Albert and Makrouhi Hougassian and their daughter Berthe
Armenia/France
In early 1942, the Tancmans, Jews of Polish origin, left Paris with their daughter Paulette (b. 1937) and resettled in Lyons, which was then in the unoccupied zone. One day, while walking in the street, M. Tancman saw the French police arresting Jews. Sure that he was witnessing a roundup, he fled in fear to a bakery. The only person on the premises was the salesgirl, sixteen-year-old Berthe Hougassian who immediately offered the terrified man shelter in the home of her parents, Albert and Makrouhi Hougassian. Tancman’s wife and five-year-old daughter joined him later. Until Lyons was liberated in September 1944, the Tancmans stayed in the Hougassians’ modest home, together with the Hougassian’s daughter, Berthe, and twelve-year-old son, Raymond.

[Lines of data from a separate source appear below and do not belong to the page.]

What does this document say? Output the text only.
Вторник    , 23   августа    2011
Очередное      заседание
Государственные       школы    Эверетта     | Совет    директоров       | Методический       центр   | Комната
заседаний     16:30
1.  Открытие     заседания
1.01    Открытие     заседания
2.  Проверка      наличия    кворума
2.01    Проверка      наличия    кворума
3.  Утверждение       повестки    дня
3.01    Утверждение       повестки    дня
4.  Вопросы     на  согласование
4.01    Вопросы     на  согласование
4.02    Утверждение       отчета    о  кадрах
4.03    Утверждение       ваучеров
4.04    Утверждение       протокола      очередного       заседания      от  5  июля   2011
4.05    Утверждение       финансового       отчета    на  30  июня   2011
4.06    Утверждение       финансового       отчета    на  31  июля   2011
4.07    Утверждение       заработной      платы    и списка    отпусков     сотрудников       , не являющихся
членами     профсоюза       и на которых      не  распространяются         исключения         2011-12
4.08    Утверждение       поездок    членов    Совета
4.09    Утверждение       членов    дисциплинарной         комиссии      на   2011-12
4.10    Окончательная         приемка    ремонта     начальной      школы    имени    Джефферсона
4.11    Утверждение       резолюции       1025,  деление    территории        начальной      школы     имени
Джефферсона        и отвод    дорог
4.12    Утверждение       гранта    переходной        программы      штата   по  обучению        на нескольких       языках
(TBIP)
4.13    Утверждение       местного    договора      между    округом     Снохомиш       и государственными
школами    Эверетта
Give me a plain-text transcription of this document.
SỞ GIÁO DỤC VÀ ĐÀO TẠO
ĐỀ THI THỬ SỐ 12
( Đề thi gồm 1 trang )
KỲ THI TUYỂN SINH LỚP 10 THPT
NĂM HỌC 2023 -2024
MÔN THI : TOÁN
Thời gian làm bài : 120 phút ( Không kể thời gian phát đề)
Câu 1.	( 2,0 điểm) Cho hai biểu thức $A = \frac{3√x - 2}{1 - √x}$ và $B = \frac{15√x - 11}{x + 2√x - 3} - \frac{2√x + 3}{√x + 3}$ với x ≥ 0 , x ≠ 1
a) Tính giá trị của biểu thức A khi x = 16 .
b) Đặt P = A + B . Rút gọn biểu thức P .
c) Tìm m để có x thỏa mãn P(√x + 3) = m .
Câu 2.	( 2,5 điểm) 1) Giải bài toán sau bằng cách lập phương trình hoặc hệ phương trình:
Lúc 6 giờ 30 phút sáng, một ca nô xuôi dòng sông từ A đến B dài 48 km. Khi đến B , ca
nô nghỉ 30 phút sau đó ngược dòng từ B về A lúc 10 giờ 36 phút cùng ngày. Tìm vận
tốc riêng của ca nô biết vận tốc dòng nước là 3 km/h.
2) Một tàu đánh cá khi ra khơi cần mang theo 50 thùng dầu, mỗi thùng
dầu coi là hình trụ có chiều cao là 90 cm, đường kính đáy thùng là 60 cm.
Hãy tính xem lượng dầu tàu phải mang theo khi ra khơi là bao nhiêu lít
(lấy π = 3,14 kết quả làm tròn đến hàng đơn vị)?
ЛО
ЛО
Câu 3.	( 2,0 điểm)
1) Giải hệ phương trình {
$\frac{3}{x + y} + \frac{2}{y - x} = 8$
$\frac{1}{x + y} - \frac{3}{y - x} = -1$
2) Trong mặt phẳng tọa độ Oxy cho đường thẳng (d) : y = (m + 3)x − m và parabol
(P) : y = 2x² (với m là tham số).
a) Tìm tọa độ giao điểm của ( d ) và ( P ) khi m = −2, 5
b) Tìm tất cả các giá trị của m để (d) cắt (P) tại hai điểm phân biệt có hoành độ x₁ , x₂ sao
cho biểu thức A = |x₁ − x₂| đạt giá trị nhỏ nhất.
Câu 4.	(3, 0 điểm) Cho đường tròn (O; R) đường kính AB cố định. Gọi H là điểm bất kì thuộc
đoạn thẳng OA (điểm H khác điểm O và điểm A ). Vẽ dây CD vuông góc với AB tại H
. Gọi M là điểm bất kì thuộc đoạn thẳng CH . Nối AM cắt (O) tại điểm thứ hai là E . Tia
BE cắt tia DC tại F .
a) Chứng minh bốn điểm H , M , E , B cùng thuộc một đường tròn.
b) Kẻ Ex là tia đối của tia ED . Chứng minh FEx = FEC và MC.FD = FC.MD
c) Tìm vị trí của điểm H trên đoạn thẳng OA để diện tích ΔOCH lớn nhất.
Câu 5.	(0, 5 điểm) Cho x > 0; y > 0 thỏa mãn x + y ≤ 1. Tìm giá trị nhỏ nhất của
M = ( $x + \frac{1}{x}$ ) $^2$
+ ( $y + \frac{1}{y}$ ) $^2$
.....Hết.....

The Hougassians, of Armenian origin, were especially sensitive to the French authorities’ persecution of the Jews because Albert had been spared in the Turkish genocide of Armenians in Turkey. Hougassian, fluent in several languages, worked as an interpreter at police headquarters and used his connections to supply the Tancmans with forged papers. The Hougassians wholeheartedly sheltered the Jewish family who had come into their lives unannounced. They shared their food and their small apartment and enrolled young Paulette in school. In her postwar testimony, Paulette noted that she was so confused by her identity change that she found it hard to answer “present” when her false name was called. Throughout the Tancmans’ stay, the Hougassians hid their rescue action from friends and acquaintances and assumed great risk in so doing. The Tancmans’ relatives knew where they were hiding, and despite the danger, the Hougassians allowed them to visit on several occasions.
On December 22, 1993, Yad Vashem recognized Albert and Makrouhi Hougassian and their daughter Berthe as Righteous Among the Nations.